Governor Kasich, you might have been known as the “sane one” in these Republican primaries, but let’s be very clear—when it comes to protecting women, you’re not with us. You’re against us.
4. Trump’s counsel Michael Cohen on marital rape: “You cannot rape your spouse. And there’s very clear case law.
Alright, so this isn’t exactly something Trump himself said, but you know what they say: you are who you hang out with. And in this case, who Trump hangs out with is very similar to Trump himself: namely, awful and misogynistic. Mr. Cohen, you are most definitely wrong: marital and relationship rape can and does occur, and a staggering 30% of adult rape cases were committed by husbands, partners, or boyfriends.
It is extremely unsettling that a well-educated lawyer and someone close to Trump would attempt to erase the experiences of thousands of wives and girlfriends who were raped by their partners. My advice, Mr.

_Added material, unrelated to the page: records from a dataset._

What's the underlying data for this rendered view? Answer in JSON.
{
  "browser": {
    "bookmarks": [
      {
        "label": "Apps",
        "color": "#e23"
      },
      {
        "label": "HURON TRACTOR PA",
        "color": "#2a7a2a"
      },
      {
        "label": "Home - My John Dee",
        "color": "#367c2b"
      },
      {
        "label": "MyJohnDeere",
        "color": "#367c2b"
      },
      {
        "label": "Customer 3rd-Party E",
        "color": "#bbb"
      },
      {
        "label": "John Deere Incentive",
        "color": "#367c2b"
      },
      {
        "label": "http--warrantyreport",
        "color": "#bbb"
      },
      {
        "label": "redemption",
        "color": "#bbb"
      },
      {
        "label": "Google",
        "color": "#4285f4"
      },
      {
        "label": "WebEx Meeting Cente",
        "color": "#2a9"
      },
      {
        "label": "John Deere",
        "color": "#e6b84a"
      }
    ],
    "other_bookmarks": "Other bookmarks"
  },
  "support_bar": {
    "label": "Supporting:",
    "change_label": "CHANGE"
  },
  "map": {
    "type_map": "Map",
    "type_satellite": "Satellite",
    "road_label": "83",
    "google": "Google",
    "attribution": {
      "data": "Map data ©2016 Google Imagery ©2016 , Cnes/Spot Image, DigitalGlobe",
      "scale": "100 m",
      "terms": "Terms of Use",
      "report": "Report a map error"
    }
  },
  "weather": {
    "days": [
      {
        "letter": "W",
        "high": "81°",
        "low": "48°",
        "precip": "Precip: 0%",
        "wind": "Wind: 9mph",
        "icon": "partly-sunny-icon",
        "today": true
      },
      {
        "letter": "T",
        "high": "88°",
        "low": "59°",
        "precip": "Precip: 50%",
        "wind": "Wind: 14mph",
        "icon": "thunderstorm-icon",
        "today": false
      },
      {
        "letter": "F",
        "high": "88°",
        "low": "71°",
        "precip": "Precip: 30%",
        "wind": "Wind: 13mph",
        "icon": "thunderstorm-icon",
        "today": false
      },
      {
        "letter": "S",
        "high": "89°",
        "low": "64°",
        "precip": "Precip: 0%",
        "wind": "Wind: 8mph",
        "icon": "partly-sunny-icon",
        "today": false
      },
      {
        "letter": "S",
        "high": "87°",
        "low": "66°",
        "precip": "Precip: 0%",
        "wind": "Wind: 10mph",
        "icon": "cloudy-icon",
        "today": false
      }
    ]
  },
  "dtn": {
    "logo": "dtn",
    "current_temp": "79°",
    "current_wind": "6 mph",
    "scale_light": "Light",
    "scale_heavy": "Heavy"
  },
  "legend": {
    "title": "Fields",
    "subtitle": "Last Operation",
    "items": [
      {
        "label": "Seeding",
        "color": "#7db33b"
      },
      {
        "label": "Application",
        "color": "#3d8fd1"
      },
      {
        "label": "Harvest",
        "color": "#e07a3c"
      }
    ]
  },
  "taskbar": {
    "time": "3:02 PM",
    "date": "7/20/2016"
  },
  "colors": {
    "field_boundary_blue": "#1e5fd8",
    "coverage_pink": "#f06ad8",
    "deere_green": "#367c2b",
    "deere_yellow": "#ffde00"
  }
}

Trump? If you’re trying to live up to your promises that you “will take care of women,” you should get some new friends.
5. Cruz on the relationship between gun control and sexual assault rates: “After Australia did that [gun buyback program], the rate of sexual assaults…went up significantly, because women were unable to defend themselves.”
Ted Cruz, besides being known for expressing misogynist and racist sentiments on a regular basis, also has a lesser reputation for saying mostly or completely false statements 65% of the time. The above comments are no exception. In response to these comments, Australian Labor leader Bill Shorten responded with a fervent letter, saying that “these claims are both offensive and incorrect,” and calling on Cruz not to “misrepresent the success of Australia’s gun reforms in a misguided defence of your own gun laws.”
Senator Cruz, in an attempt to push his gun-slinging agenda, has misrepresented the effects of gun control on the rates of rape and used sexual assault victims as a tool of argument. The evidence is undeniable: Ted Cruz is “here to help women,” so long as “helping women” helps the rest of his campaign. I have to ask the disquieting question about that line of reasoning that inevitably arises: will he still be here for us when it doesn’t serve him?
This election cycle is very clearly a turning point for the people of the United States, where we are confronted with a choice: to keep moving forward, or to take steps backward. Evidently, Republicans want to take several large steps backwards on the issue of sexual assault.
In fact, the above comments made by the members of the Republican party should instantly deem them unfit for the presidency. They reflect dangerous and misogynistic sentiments that would definitely derail the progress made thus far in protecting and rehabilitating victims of sexual assault.
The Grand Ole Party has had a long-standing history of standing against women, and the 2016 presidential race doesn’t appear to be trying to change anything. The time has come to reject their dangerous rhetoric, lest we sabotage our futures and our current progress.